Кроме уровней, выделены два типа испытуемых в зависимости от того, на какой элемент схемы они предпочитают опираться при идентификации эмоции. Эти различия наиболее отчетливо наблюдались на уровнях А и В. Часть детей опиралась в основном на информацию о ситуации, вызывающей эмоцию, а другая часть – на внешние выражения эмоции. На уровне С эти различия уже не наблюдались.
С точки зрения описанной выше модели развития схем эмоций можно следующим образом представить полученные результаты. На уровне 0 у детей не существует сколько-нибудь устойчивых форм схематической организации знаний об эмоциях, по крайней мере они не вербализуются. На уровне А начинается формирование схем эмоций: наблюдается наличие отдельных связей между эмоцией и ее причиной или следствием. Однако эти связи не объединяются в единую схему, поэтому ребенку не удается справиться с противоречивой информацией. Отдельные связи начинают интегрироваться в схему на уровне В, но лишь на уровне С формируются настолько развитые схемы, что ребенку удается разрешать противоречия в информации об эмоции.

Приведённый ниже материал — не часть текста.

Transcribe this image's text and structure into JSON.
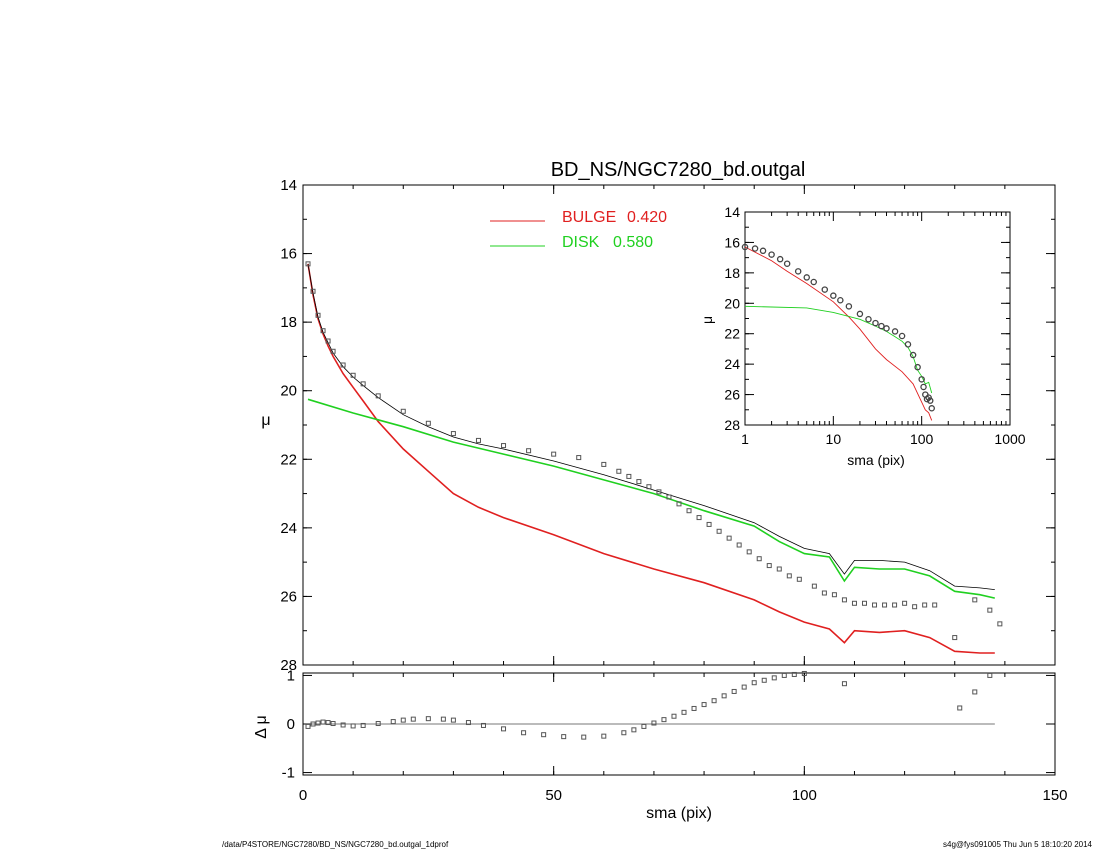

Авторы отмечают, что они не рассматривают данную схему как окончательную и наиболее полную. Однако она является удобной моделью, позволяющей проследить развитие с возрастом организации знаний об эмоциях. Здесь надо уточнить, что данная модель позволяет лишь разработать на ее основе методики выявления этих знаний, но сама по себе эти знания не выявляет. Именно это и сделали Н. Д. Былкина и Д. В. Люсин, но разработанная ими методика была направлена не столько на выявление знаний об эмоциях, сколько на выяснение роли (значимости) при идентификации эмоции ее причины (антецедента), ее внешнего выражения и медиаторов. Иначе говоря, методика должна была показать, какие из этих трех факторов учитываются детьми разного возраста при идентификации положительных и отрицательных эмоций.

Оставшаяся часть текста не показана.